De rechtbank heeft in het vonnis van 4 mei 2011 in rechtsoverweging 2.1 tot en met 2.21 een aantal feiten als vaststaand vermeld. Die feiten zijn niet in geschil, zodat ook het hof van die feiten zal uitgaan.

3. Beoordeling

in het principaal appel

3.1 Bij memorie van grieven heeft [ Appellant ] haar eis gewijzigd, zoals onder 1.2 vermeld. [ Geïntimeerde ] heeft zich niet verzet tegen deze wijziging van eis. Het hof zal de vorderingen van [ Appellant ] met inachtneming van de wijziging behandelen.

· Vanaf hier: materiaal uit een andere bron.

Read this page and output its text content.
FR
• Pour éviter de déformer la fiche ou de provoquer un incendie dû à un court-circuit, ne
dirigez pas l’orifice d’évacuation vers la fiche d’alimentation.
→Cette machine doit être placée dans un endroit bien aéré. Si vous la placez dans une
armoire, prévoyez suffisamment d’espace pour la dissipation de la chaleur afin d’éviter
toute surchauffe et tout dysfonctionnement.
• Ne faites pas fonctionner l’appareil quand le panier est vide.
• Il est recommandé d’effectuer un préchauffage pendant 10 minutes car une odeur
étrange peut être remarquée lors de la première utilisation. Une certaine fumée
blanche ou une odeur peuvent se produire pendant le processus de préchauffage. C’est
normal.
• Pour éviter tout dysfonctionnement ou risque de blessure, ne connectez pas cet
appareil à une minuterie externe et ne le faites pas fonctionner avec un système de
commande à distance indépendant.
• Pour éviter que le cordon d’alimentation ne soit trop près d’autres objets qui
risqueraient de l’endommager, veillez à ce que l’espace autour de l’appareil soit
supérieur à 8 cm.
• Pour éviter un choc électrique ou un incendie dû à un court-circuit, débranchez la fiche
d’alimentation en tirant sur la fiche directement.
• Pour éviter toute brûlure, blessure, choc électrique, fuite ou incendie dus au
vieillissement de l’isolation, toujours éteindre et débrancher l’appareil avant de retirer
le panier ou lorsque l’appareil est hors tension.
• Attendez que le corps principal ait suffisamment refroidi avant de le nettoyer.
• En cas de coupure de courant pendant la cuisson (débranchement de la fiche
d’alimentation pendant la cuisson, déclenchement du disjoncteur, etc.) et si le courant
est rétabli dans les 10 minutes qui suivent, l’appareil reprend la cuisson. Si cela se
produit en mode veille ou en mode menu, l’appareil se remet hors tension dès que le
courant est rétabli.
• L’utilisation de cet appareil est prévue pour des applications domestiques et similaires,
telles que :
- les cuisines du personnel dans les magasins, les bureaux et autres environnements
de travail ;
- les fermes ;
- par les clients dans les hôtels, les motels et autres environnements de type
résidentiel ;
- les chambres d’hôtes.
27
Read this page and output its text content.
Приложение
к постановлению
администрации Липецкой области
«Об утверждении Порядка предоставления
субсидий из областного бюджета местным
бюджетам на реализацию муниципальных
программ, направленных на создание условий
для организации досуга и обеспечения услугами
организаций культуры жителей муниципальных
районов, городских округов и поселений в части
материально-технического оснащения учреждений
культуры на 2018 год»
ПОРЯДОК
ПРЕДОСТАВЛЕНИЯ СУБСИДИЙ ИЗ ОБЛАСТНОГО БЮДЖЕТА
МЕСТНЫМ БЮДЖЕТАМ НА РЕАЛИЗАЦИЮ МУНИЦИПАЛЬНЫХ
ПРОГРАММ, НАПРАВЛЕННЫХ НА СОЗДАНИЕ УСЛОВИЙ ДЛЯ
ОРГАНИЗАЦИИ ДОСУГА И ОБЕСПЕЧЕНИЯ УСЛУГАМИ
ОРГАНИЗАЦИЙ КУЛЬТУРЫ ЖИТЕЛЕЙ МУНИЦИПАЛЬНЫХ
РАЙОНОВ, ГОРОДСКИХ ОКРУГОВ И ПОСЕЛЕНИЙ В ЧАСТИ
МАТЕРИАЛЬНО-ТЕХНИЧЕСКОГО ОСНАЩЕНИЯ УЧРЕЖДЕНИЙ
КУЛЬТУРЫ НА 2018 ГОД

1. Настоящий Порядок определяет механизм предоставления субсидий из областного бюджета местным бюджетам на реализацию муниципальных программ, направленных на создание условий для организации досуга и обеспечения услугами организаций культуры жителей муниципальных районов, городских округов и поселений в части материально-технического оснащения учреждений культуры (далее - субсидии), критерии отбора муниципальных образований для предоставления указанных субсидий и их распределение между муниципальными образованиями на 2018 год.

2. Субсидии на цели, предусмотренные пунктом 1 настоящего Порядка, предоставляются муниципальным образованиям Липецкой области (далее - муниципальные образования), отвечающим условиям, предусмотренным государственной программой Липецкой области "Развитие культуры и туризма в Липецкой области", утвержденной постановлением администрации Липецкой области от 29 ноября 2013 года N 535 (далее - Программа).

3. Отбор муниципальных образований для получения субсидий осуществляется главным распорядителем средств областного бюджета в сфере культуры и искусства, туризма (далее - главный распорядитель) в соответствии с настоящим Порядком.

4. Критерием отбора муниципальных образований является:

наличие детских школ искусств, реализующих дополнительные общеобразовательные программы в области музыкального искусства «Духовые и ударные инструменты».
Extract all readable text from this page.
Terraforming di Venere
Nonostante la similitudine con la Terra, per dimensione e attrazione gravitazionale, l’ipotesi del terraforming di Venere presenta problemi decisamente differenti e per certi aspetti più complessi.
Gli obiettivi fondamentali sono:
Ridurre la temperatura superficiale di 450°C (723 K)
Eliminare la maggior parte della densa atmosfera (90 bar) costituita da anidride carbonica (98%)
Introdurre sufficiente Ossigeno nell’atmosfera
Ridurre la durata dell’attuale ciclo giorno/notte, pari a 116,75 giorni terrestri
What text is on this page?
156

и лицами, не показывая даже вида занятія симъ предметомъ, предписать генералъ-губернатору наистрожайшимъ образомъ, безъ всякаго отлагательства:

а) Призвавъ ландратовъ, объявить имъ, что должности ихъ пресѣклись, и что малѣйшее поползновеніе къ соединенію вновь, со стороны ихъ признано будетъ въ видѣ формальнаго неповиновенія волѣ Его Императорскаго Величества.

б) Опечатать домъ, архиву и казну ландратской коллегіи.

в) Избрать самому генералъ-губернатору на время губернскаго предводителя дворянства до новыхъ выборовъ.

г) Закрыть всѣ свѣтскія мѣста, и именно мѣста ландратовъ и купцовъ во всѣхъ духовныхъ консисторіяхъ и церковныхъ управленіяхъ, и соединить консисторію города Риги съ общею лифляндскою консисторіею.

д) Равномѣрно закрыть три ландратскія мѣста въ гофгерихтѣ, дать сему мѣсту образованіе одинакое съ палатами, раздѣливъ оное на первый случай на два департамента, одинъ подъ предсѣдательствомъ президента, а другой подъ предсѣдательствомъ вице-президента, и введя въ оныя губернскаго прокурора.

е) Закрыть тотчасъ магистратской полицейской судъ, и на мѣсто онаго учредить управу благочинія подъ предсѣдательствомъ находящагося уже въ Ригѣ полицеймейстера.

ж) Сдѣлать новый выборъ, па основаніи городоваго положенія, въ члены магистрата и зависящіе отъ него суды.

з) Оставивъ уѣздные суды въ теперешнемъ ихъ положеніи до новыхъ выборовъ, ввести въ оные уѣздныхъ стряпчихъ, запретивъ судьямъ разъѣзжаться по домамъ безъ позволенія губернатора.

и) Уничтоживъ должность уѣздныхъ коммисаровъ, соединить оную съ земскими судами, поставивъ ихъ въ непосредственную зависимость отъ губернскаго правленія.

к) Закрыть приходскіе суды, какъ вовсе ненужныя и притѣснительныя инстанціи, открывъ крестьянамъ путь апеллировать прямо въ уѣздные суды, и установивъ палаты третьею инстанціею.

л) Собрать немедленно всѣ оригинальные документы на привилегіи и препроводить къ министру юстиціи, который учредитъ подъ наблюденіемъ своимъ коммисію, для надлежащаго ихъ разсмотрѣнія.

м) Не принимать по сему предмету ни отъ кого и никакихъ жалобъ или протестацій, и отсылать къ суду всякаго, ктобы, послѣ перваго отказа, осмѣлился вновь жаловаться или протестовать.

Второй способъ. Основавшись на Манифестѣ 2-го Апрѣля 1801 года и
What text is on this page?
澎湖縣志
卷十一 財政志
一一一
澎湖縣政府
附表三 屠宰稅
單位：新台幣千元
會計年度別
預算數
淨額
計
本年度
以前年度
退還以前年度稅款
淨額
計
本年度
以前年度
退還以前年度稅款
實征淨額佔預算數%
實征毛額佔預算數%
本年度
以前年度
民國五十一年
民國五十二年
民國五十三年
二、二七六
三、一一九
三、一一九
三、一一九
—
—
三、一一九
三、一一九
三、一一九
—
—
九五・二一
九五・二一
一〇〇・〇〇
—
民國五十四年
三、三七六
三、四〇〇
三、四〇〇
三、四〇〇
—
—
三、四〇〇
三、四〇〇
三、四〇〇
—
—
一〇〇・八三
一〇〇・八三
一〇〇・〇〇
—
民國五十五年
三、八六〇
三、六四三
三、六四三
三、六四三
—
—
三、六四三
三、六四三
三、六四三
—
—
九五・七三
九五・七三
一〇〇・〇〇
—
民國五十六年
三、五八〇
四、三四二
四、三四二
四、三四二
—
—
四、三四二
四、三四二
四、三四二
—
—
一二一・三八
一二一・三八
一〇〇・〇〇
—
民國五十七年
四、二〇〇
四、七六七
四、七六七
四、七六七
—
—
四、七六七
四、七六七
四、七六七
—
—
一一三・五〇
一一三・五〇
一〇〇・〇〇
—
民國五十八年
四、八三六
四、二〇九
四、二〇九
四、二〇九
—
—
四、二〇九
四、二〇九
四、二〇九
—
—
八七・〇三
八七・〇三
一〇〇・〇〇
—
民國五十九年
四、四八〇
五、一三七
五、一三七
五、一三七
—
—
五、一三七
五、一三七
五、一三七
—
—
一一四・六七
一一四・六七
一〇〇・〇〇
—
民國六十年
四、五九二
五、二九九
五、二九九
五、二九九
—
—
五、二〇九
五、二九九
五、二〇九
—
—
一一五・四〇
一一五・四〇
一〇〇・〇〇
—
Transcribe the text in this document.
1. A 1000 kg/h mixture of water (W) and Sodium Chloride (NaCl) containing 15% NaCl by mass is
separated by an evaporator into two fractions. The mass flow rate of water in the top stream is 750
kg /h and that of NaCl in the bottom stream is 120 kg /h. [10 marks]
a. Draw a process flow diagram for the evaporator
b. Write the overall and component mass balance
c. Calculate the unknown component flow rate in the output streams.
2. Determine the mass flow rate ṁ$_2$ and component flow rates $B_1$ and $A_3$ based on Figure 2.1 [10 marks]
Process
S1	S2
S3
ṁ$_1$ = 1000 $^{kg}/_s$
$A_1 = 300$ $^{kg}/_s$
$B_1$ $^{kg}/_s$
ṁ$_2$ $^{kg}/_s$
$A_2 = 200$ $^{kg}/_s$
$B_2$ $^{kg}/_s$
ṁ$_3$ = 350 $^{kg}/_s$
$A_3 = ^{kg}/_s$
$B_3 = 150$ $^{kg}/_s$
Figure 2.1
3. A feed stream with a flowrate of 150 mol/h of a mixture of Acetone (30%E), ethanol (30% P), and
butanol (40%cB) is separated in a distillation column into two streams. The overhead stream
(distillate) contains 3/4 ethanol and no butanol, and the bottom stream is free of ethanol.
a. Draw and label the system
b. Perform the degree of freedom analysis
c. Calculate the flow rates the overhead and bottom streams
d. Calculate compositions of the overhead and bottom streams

3.2 In dit geschil staat de vraag centraal of [ Geïntimeerde ] recht heeft op betaling door [ Appellant ] van het laatste nog openstaande gedeelte van de aanneemsom ter zake van de oplevering van de door [ Appellant ] bestelde kasten, dan wel of [ Appellant ] de tussen partijen gesloten overeenkomst rechtsgeldig heeft ontbonden en jegens [ Geïntimeerde ] aanspraak kan maken op terugbetaling van het reeds door haar voldane gedeelte van de aanneemsom, alsook op betaling van een schadevergoeding.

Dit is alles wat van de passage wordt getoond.